Robert H. Brill - The 1990s

The 1990s

The beginning of the 1990s saw Brill accorded the Archaeological Institute of America’s Pomerance Award for scientific contributions to archaeology; however the decade mostly reflects Brill’s continuing dedication to Asian glasses and the study of the Silk Road (Archaeological Institute of America 2009). In Scientific Research in Early Chinese Glass, Brill reflected that in comparison to the knowledge of glassmaking in the West, ‘little is known about Chinese glass and about the role it played in the overall unfolding of glass history on a worldwide basis’ (1991, vii). One reason for this is that glass was never produced in the East in such great quantities as it was in the West but also that archaeological Chinese glasses are often prone to problems (Brill 1991). The difficulties of analysing Chinese glasses were reflected later in the publication where, following the chemical investigation of 71 samples, Brill found that identifying the ‘basic formulation’, or ‘any of the primary batch materials’ of the glasses was still almost impossible (Brill et al. 1991). Brill had greater success in differentiating between Chinese glass samples when using lead isotope analysis, a method that has proven effective in the first instance of identifying Chinese glass as the leads used here are different to those anywhere else in the world (Brill, Barnes et al. 1991). Brill found his Chinese samples to fall into two distinct groups, possessing on one hand the highest, and on the other the lowest, lead isotope ratios he had ever encountered (Brill, Barnes et al. 1991). As such, he was able to show that despite the striking similarity in the glasses’ chemical composition and appearance, the ores from which their leads were sourced must have been from very geologically-different mines (Brill, Barnes et al. 1991).

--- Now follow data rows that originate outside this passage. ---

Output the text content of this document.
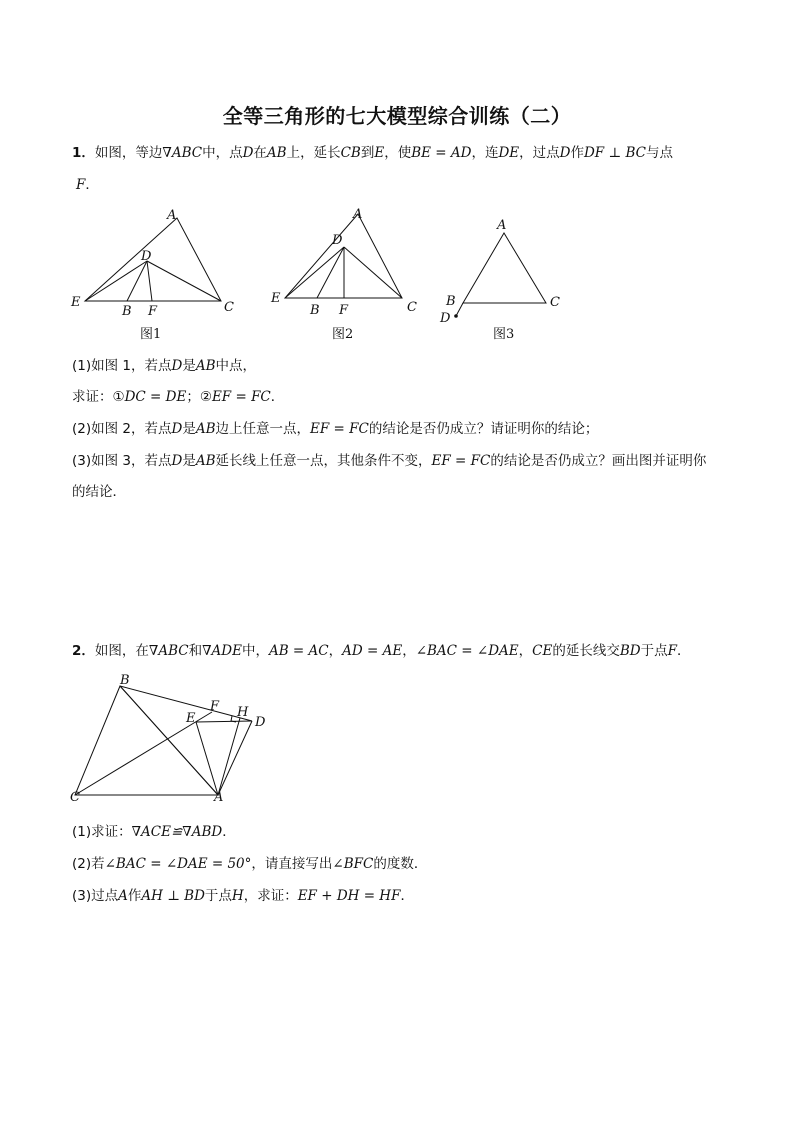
全等三角形的七大模型综合训练（二）
1．如图，等边∇ABC中，点D在AB上，延长CB到E，使BE = AD，连DE，过点D作DF ⊥ BC与点
F．
A
D
E
B F	C
图1
A
D
E
B F	C
图2
A
B	C
D
图3
(1)如图 1，若点D是AB中点，
求证：①DC = DE；②EF = FC．
(2)如图 2，若点D是AB边上任意一点，EF = FC的结论是否仍成立？请证明你的结论；
(3)如图 3，若点D是AB延长线上任意一点，其他条件不变，EF = FC的结论是否仍成立？画出图并证明你
的结论．
2．如图，在∇ABC和∇ADE中，AB = AC，AD = AE，∠BAC = ∠DAE，CE的延长线交BD于点F．
B
F H
E	D
C	A
(1)求证：∇ACE≌∇ABD．
(2)若∠BAC = ∠DAE = 50°，请直接写出∠BFC的度数．
(3)过点A作AH ⊥ BD于点H，求证：EF + DH = HF．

Brill conducted further investigations of ancient Asian glasses for the Nara Symposium on the Silk Road’s maritime route in 1991, ‘to demonstrate that chemical analyses can be useful for learning how glass was traded along the Desert, Steppe, and Maritime Routes of the Silk Road’ (1993a, 71), as well as providing a more technical discussion on glass and glassmaking in China for the Glass Art Society’s Toledo Conference in 1993 (Brill 1993b). Further lead isotope analysis, this time on Chinese and central Asian pigments, was conducted with a larger team for the Getty’s Conservation of Ancient Sites on the Silk Road, which saw Brill et al. launching studies that held incredible potential for understanding ‘chronological or stylistic differences among Buddhist cave paintings’, or ‘distinguish between original and repainted parts of individual works’ (1993, 371).